In Hawai'i, things are in some ways even worse. So vital did policymakers consider these islands to American interests that, in the face of a requirement in the United Nations Charter that all overseas trusts and other such "non-selfgoverning territories" be scheduled for timely decolonization, 61 the U.S. moved to incorporate them directly into itself. This maneuver was accomplished in 1959 by way of an invalid referendum, the option of the indigenous people resuming an independent existence was not presented on the ballot, providing the pretext for Hawai'i to be admitted as a state of the Union. Since then.

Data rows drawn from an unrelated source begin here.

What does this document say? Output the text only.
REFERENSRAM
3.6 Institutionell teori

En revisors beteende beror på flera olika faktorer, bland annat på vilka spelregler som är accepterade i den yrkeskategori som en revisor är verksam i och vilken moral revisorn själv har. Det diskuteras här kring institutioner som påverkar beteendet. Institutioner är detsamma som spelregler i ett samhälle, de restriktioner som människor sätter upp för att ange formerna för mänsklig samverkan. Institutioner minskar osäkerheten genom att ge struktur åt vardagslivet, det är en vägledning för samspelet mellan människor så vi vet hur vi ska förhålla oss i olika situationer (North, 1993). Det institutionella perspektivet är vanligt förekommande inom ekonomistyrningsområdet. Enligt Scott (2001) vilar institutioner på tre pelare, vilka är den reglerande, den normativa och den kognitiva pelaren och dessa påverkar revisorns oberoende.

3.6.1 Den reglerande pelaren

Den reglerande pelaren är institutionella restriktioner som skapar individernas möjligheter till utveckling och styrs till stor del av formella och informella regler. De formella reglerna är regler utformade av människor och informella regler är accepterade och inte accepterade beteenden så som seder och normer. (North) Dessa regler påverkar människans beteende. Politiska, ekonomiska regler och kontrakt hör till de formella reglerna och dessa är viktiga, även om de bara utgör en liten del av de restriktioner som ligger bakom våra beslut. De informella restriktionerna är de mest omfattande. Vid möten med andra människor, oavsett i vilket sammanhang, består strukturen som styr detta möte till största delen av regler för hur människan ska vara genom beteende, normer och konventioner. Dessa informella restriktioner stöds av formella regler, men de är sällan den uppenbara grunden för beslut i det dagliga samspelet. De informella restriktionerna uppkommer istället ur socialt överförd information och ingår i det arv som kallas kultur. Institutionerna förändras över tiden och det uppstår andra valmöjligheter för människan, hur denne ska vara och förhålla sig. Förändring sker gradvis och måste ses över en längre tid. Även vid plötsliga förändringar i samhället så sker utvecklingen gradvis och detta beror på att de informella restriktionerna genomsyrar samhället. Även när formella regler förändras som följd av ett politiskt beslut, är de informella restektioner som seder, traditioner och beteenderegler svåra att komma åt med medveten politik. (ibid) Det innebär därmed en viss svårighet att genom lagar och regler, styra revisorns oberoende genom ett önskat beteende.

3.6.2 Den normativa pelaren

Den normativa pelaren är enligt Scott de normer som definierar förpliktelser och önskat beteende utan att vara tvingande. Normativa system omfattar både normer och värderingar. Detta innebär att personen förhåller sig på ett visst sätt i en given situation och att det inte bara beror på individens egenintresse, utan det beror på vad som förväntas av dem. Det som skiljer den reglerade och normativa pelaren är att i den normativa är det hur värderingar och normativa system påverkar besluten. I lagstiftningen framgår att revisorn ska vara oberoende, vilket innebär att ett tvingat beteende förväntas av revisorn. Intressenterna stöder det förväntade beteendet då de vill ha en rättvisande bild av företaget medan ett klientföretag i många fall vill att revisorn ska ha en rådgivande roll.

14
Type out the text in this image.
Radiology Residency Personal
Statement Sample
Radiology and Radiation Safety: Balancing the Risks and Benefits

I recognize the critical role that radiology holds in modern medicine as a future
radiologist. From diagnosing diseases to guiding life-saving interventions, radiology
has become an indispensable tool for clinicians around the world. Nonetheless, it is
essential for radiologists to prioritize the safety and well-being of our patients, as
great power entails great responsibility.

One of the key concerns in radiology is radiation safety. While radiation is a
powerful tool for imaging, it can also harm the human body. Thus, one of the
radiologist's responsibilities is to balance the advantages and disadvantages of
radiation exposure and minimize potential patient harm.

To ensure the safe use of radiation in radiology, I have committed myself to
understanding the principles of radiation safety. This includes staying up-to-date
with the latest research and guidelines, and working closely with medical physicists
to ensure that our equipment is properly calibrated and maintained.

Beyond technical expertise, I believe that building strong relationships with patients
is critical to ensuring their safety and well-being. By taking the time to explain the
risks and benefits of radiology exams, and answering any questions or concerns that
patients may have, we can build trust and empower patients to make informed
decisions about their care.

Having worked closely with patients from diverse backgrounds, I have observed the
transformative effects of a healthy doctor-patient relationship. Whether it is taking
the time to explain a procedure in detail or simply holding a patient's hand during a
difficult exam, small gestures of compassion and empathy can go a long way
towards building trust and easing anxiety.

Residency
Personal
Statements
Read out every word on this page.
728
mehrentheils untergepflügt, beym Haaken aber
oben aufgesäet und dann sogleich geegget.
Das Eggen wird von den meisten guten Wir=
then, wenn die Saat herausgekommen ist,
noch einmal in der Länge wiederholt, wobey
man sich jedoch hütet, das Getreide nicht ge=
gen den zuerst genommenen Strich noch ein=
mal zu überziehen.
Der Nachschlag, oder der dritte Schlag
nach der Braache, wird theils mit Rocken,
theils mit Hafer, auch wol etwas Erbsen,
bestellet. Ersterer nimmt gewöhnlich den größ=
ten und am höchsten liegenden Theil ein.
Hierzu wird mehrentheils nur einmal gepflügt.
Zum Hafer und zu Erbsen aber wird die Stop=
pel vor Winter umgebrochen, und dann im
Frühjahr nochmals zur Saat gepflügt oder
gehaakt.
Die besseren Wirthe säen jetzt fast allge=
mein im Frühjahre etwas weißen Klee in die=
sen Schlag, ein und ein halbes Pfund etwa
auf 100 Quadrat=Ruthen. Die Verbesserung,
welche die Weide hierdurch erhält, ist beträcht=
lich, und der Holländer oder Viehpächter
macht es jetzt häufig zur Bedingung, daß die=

U.S diplomats have argued, quite transparently, that this utterly rigged process satisfied all rights of the Kanaka Maoli to self-determination, thus nullifying further questions concerning the islands' ultimate disposition.

Such subterfuge, in combination with the dire conditions under which the Kanaka Maoli have been forced to live, has given rise to an increasingly visible Hawaiian sovereignty movement. In 1993, largely because the movement had succeeded in bringing its case before the U.N., Congress took the unusual step of issuing a formal apology for crimes committed by its predecessor body against the monarchy a century earlier. The gesture has proved essentially cosmetic, however, since the U.S. has undertaken to meet none of the international legal obligations to effect restitution which attend such admissions of wrongdoing.